Этот Малюта – Григорий Лукьянович Скуратов-Бельский, крестовый брат, был родом из Калуги. В юности приходил с обозами на Москву, где случайно, после драки москвичей с пришлыми калужанами, сдружился с молодым царевичем, а позже вместе с братьями Третьяком и Нежданом был вписан задним числом в Дворовую тетрадь. О том, что у царя с Малютой давнее знакомство, мало кто знал (а кто знал – того уже нет в живых, царство им небесное, а кому и бесное!).
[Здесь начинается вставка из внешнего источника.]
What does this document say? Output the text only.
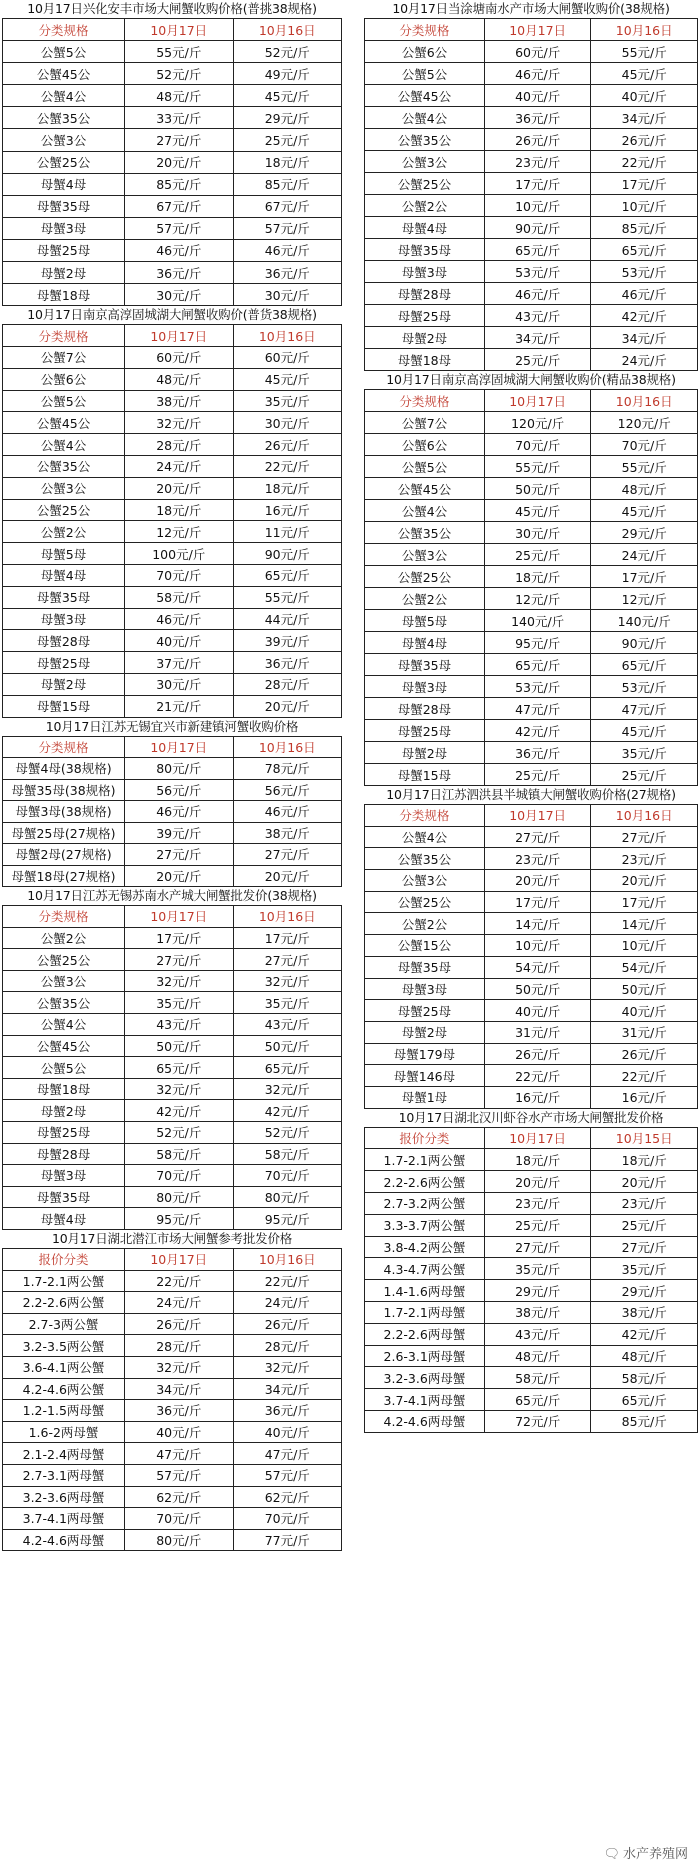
10月17日兴化安丰市场大闸蟹收购价格(普挑38规格)
分类规格	10月17日	10月16日
公蟹5公	55元/斤	52元/斤
公蟹45公	52元/斤	49元/斤
公蟹4公	48元/斤	45元/斤
公蟹35公	33元/斤	29元/斤
公蟹3公	27元/斤	25元/斤
公蟹25公	20元/斤	18元/斤
母蟹4母	85元/斤	85元/斤
母蟹35母	67元/斤	67元/斤
母蟹3母	57元/斤	57元/斤
母蟹25母	46元/斤	46元/斤
母蟹2母	36元/斤	36元/斤
母蟹18母	30元/斤	30元/斤
10月17日南京高淳固城湖大闸蟹收购价(普货38规格)
分类规格	10月17日	10月16日
公蟹7公	60元/斤	60元/斤
公蟹6公	48元/斤	45元/斤
公蟹5公	38元/斤	35元/斤
公蟹45公	32元/斤	30元/斤
公蟹4公	28元/斤	26元/斤
公蟹35公	24元/斤	22元/斤
公蟹3公	20元/斤	18元/斤
公蟹25公	18元/斤	16元/斤
公蟹2公	12元/斤	11元/斤
母蟹5母	100元/斤	90元/斤
母蟹4母	70元/斤	65元/斤
母蟹35母	58元/斤	55元/斤
母蟹3母	46元/斤	44元/斤
母蟹28母	40元/斤	39元/斤
母蟹25母	37元/斤	36元/斤
母蟹2母	30元/斤	28元/斤
母蟹15母	21元/斤	20元/斤
10月17日江苏无锡宜兴市新建镇河蟹收购价格
分类规格	10月17日	10月16日
母蟹4母(38规格)	80元/斤	78元/斤
母蟹35母(38规格)	56元/斤	56元/斤
母蟹3母(38规格)	46元/斤	46元/斤
母蟹25母(27规格)	39元/斤	38元/斤
母蟹2母(27规格)	27元/斤	27元/斤
母蟹18母(27规格)	20元/斤	20元/斤
10月17日江苏无锡苏南水产城大闸蟹批发价(38规格)
分类规格	10月17日	10月16日
公蟹2公	17元/斤	17元/斤
公蟹25公	27元/斤	27元/斤
公蟹3公	32元/斤	32元/斤
公蟹35公	35元/斤	35元/斤
公蟹4公	43元/斤	43元/斤
公蟹45公	50元/斤	50元/斤
公蟹5公	65元/斤	65元/斤
母蟹18母	32元/斤	32元/斤
母蟹2母	42元/斤	42元/斤
母蟹25母	52元/斤	52元/斤
母蟹28母	58元/斤	58元/斤
母蟹3母	70元/斤	70元/斤
母蟹35母	80元/斤	80元/斤
母蟹4母	95元/斤	95元/斤
10月17日湖北潜江市场大闸蟹参考批发价格
报价分类	10月17日	10月16日
1.7-2.1两公蟹	22元/斤	22元/斤
2.2-2.6两公蟹	24元/斤	24元/斤
2.7-3两公蟹	26元/斤	26元/斤
3.2-3.5两公蟹	28元/斤	28元/斤
3.6-4.1两公蟹	32元/斤	32元/斤
4.2-4.6两公蟹	34元/斤	34元/斤
1.2-1.5两母蟹	36元/斤	36元/斤
1.6-2两母蟹	40元/斤	40元/斤
2.1-2.4两母蟹	47元/斤	47元/斤
2.7-3.1两母蟹	57元/斤	57元/斤
3.2-3.6两母蟹	62元/斤	62元/斤
3.7-4.1两母蟹	70元/斤	70元/斤
4.2-4.6两母蟹	80元/斤	77元/斤
10月17日当涂塘南水产市场大闸蟹收购价(38规格)
分类规格	10月17日	10月16日
公蟹6公	60元/斤	55元/斤
公蟹5公	46元/斤	45元/斤
公蟹45公	40元/斤	40元/斤
公蟹4公	36元/斤	34元/斤
公蟹35公	26元/斤	26元/斤
公蟹3公	23元/斤	22元/斤
公蟹25公	17元/斤	17元/斤
公蟹2公	10元/斤	10元/斤
母蟹4母	90元/斤	85元/斤
母蟹35母	65元/斤	65元/斤
母蟹3母	53元/斤	53元/斤
母蟹28母	46元/斤	46元/斤
母蟹25母	43元/斤	42元/斤
母蟹2母	34元/斤	34元/斤
母蟹18母	25元/斤	24元/斤
10月17日南京高淳固城湖大闸蟹收购价(精品38规格)
分类规格	10月17日	10月16日
公蟹7公	120元/斤	120元/斤
公蟹6公	70元/斤	70元/斤
公蟹5公	55元/斤	55元/斤
公蟹45公	50元/斤	48元/斤
公蟹4公	45元/斤	45元/斤
公蟹35公	30元/斤	29元/斤
公蟹3公	25元/斤	24元/斤
公蟹25公	18元/斤	17元/斤
公蟹2公	12元/斤	12元/斤
母蟹5母	140元/斤	140元/斤
母蟹4母	95元/斤	90元/斤
母蟹35母	65元/斤	65元/斤
母蟹3母	53元/斤	53元/斤
母蟹28母	47元/斤	47元/斤
母蟹25母	42元/斤	45元/斤
母蟹2母	36元/斤	35元/斤
母蟹15母	25元/斤	25元/斤
10月17日江苏泗洪县半城镇大闸蟹收购价格(27规格)
分类规格	10月17日	10月16日
公蟹4公	27元/斤	27元/斤
公蟹35公	23元/斤	23元/斤
公蟹3公	20元/斤	20元/斤
公蟹25公	17元/斤	17元/斤
公蟹2公	14元/斤	14元/斤
公蟹15公	10元/斤	10元/斤
母蟹35母	54元/斤	54元/斤
母蟹3母	50元/斤	50元/斤
母蟹25母	40元/斤	40元/斤
母蟹2母	31元/斤	31元/斤
母蟹179母	26元/斤	26元/斤
母蟹146母	22元/斤	22元/斤
母蟹1母	16元/斤	16元/斤
10月17日湖北汉川虾谷水产市场大闸蟹批发价格
报价分类	10月17日	10月15日
1.7-2.1两公蟹	18元/斤	18元/斤
2.2-2.6两公蟹	20元/斤	20元/斤
2.7-3.2两公蟹	23元/斤	23元/斤
3.3-3.7两公蟹	25元/斤	25元/斤
3.8-4.2两公蟹	27元/斤	27元/斤
4.3-4.7两公蟹	35元/斤	35元/斤
1.4-1.6两母蟹	29元/斤	29元/斤
1.7-2.1两母蟹	38元/斤	38元/斤
2.2-2.6两母蟹	43元/斤	42元/斤
2.6-3.1两母蟹	48元/斤	48元/斤
3.2-3.6两母蟹	58元/斤	58元/斤
3.7-4.1两母蟹	65元/斤	65元/斤
4.2-4.6两母蟹	72元/斤	85元/斤
🗨 水产养殖网
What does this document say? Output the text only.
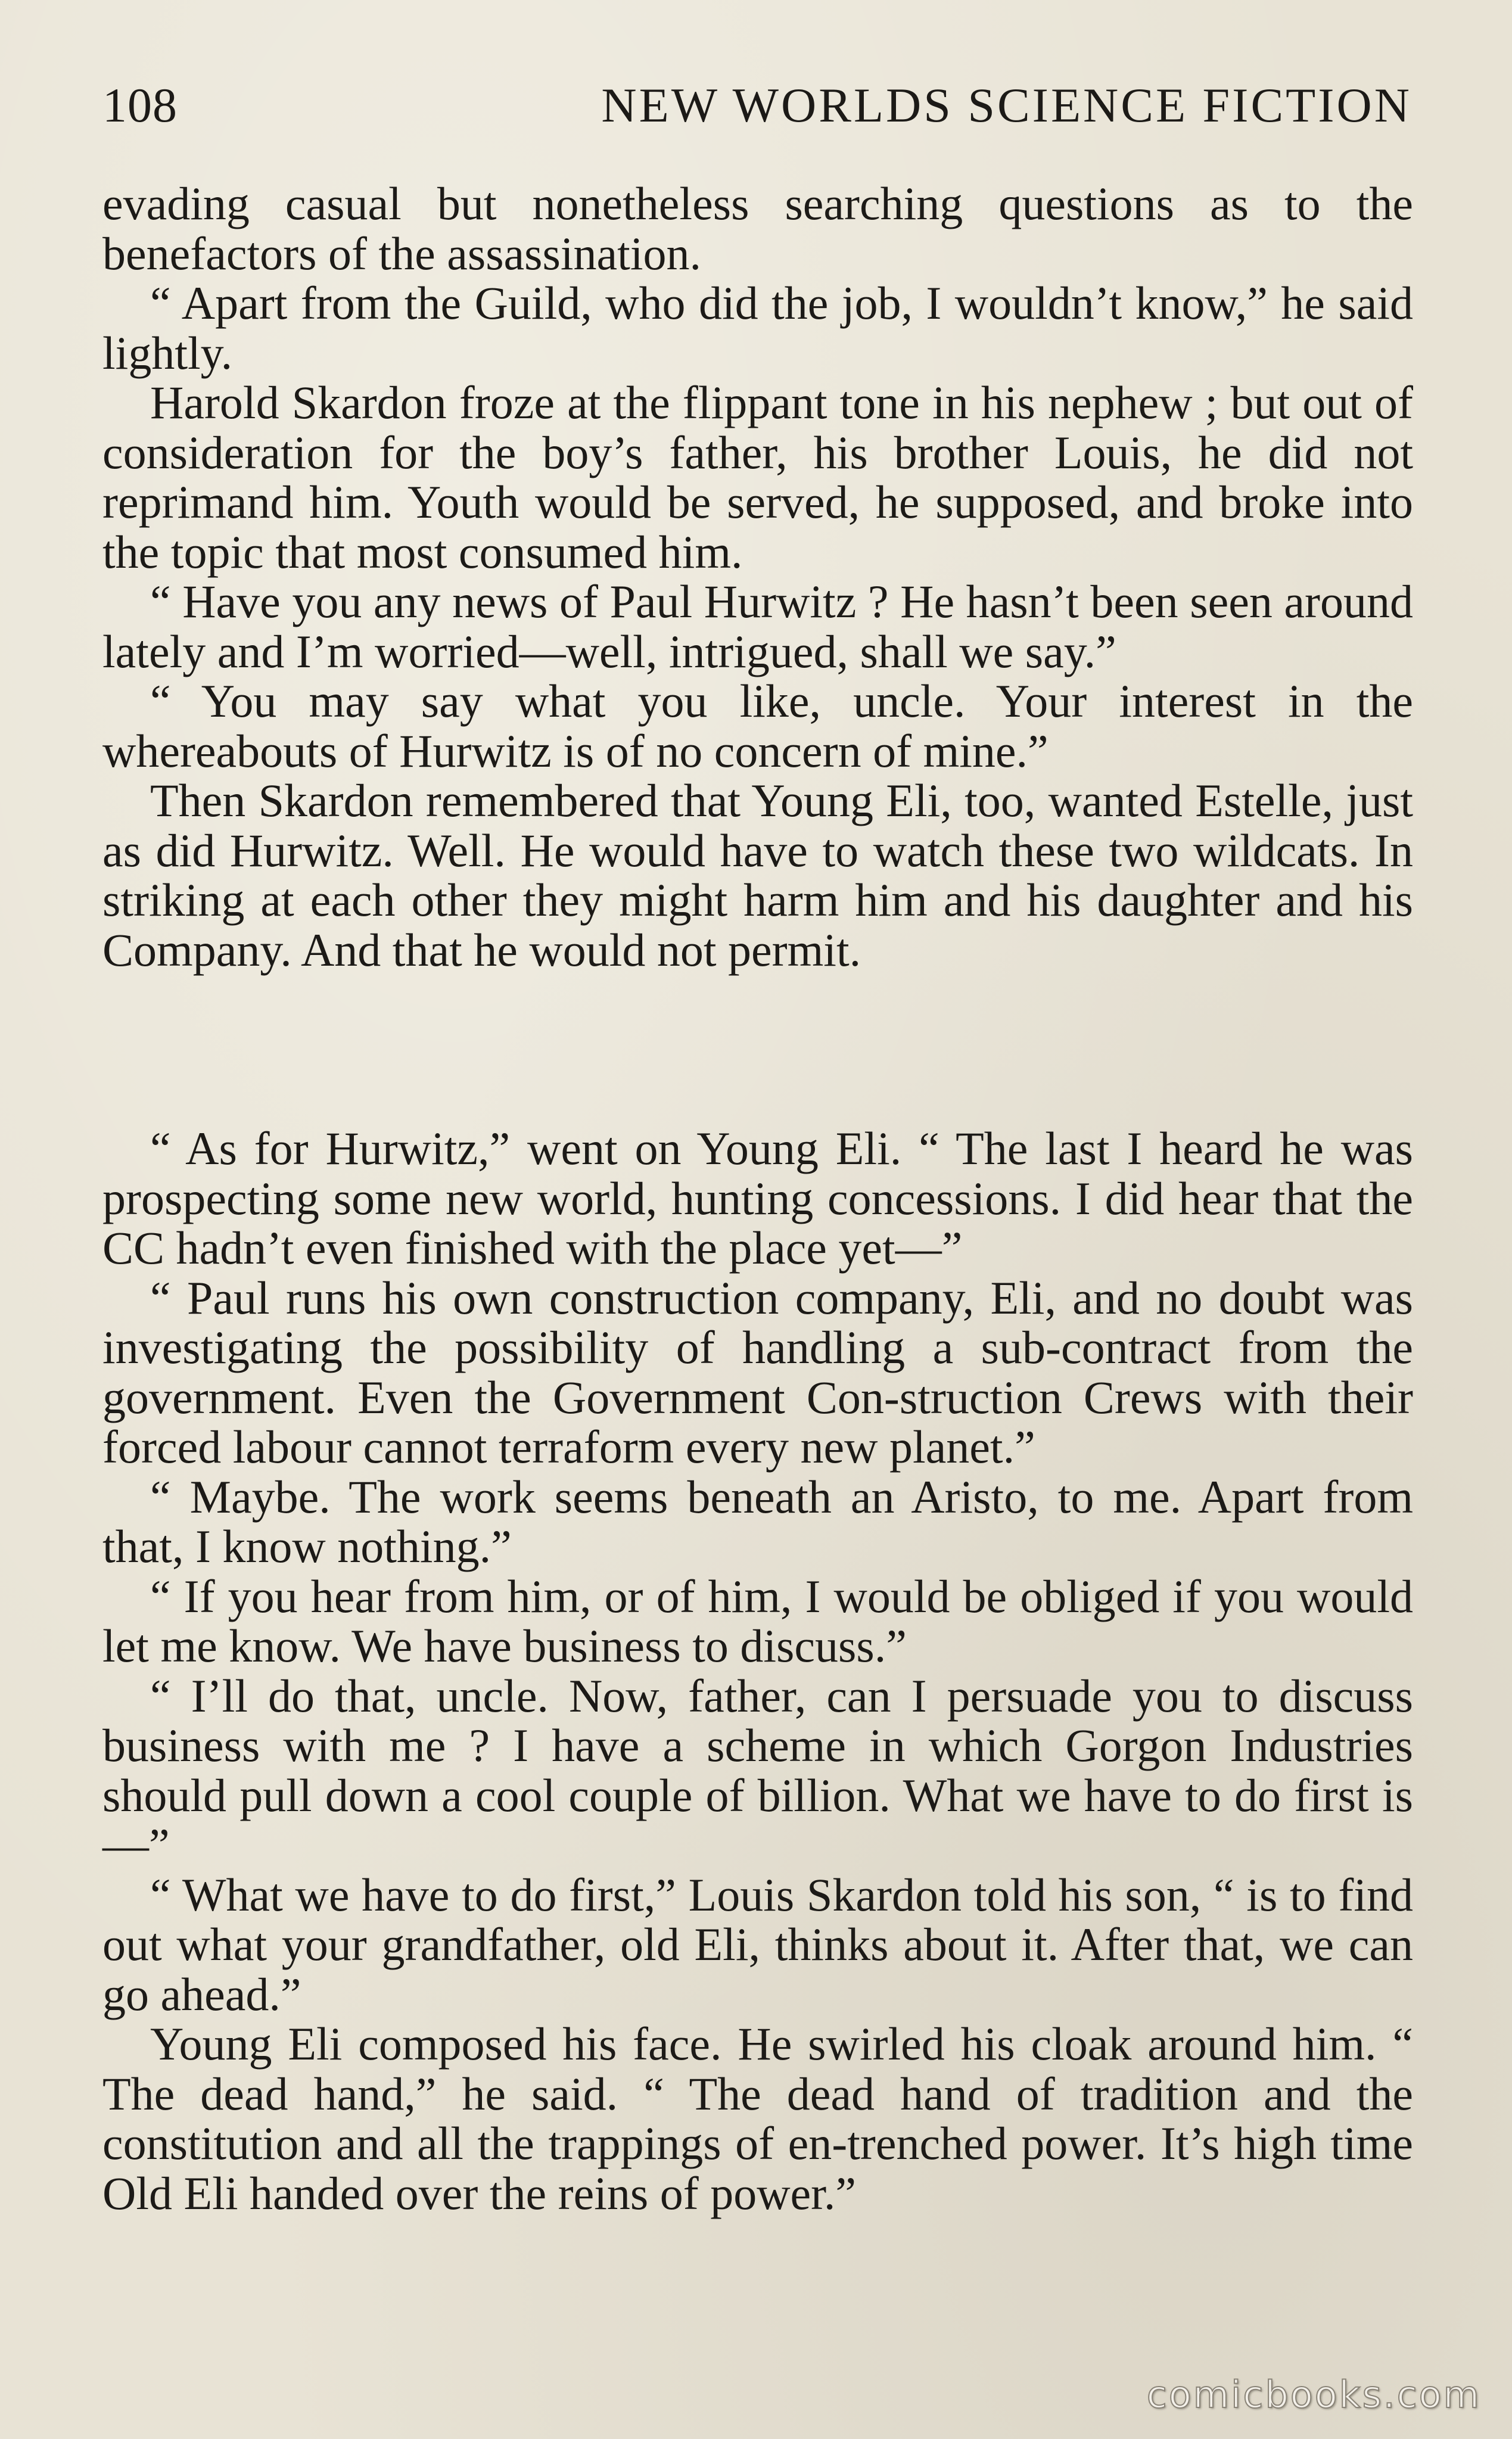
108	NEW WORLDS SCIENCE FICTION

evading casual but nonetheless searching questions as to the benefactors of the assassination.

“ Apart from the Guild, who did the job, I wouldn’t know,” he said lightly.

Harold Skardon froze at the flippant tone in his nephew ; but out of consideration for the boy’s father, his brother Louis, he did not reprimand him. Youth would be served, he supposed, and broke into the topic that most consumed him.

“ Have you any news of Paul Hurwitz ? He hasn’t been seen around lately and I’m worried—well, intrigued, shall we say.”

“ You may say what you like, uncle. Your interest in the whereabouts of Hurwitz is of no concern of mine.”

Then Skardon remembered that Young Eli, too, wanted Estelle, just as did Hurwitz. Well. He would have to watch these two wildcats. In striking at each other they might harm him and his daughter and his Company. And that he would not permit.

“ As for Hurwitz,” went on Young Eli. “ The last I heard he was prospecting some new world, hunting concessions. I did hear that the CC hadn’t even finished with the place yet—”

“ Paul runs his own construction company, Eli, and no doubt was investigating the possibility of handling a sub-contract from the government. Even the Government Con-struction Crews with their forced labour cannot terraform every new planet.”

“ Maybe. The work seems beneath an Aristo, to me. Apart from that, I know nothing.”

“ If you hear from him, or of him, I would be obliged if you would let me know. We have business to discuss.”

“ I’ll do that, uncle. Now, father, can I persuade you to discuss business with me ? I have a scheme in which Gorgon Industries should pull down a cool couple of billion. What we have to do first is—”

“ What we have to do first,” Louis Skardon told his son, “ is to find out what your grandfather, old Eli, thinks about it. After that, we can go ahead.”

Young Eli composed his face. He swirled his cloak around him. “ The dead hand,” he said. “ The dead hand of tradition and the constitution and all the trappings of en-trenched power. It’s high time Old Eli handed over the reins of power.”

comicbooks.com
Ох и крутили они тогда дела, грань между злом и добром на прочность проверяя – накажет Бог или нет? Можно или нельзя? Грех сие или так, мелочь, на исповеди снять можно? Пока вот Бог милует: он тут, в постелях, живой лежит, Клоп (ныне князь Мошнин) при Разбойной избе в сыскных начальных дьяках состоит, все увёртки и уловки разбойничьи с детства назубок зная. Малюта, правда, геройски пал при взятии замка Виттенштейн, но был отомщён: жителей замка перебили, коменданта Ханса Боя с другими шведами и немцами привязали к кольям и зажарили до смерти. А вдова Малюты Марья вместе с единым пособием в четыреста рублей удостоилась получить пожизненную обеспеку, чего ещё никогда на Руси не было. Но зачем деньги, если нет рядом Малюты?
Чего только раньше с Малютой не творили! Учились ножи бросать в живых людей – привязывали к дереву и кидали так, что только кровавые ошмётки в разные стороны летели. Ещё спорили – попаду в глаз? в лоб? в сердце? Бывало, что и в мёртвого ещё продолжали кидать, пока от трупца одно алое сочиво не оставалось. Или загоняли людей в баню, под неё клали порохи и взрывали – и покойники летали по небу как птицы. Или запирали пленных татар в овечьих загонах, а сами на конях охоту на них, как на кабанов, устраивали, стрелами разя и копьями протыкая. Или учились стрелять из лука по привязанным к столбам жертвам – пускали стрелы до тех пор, пока мёртвое тело не начинало напоминать игольчатого ежа.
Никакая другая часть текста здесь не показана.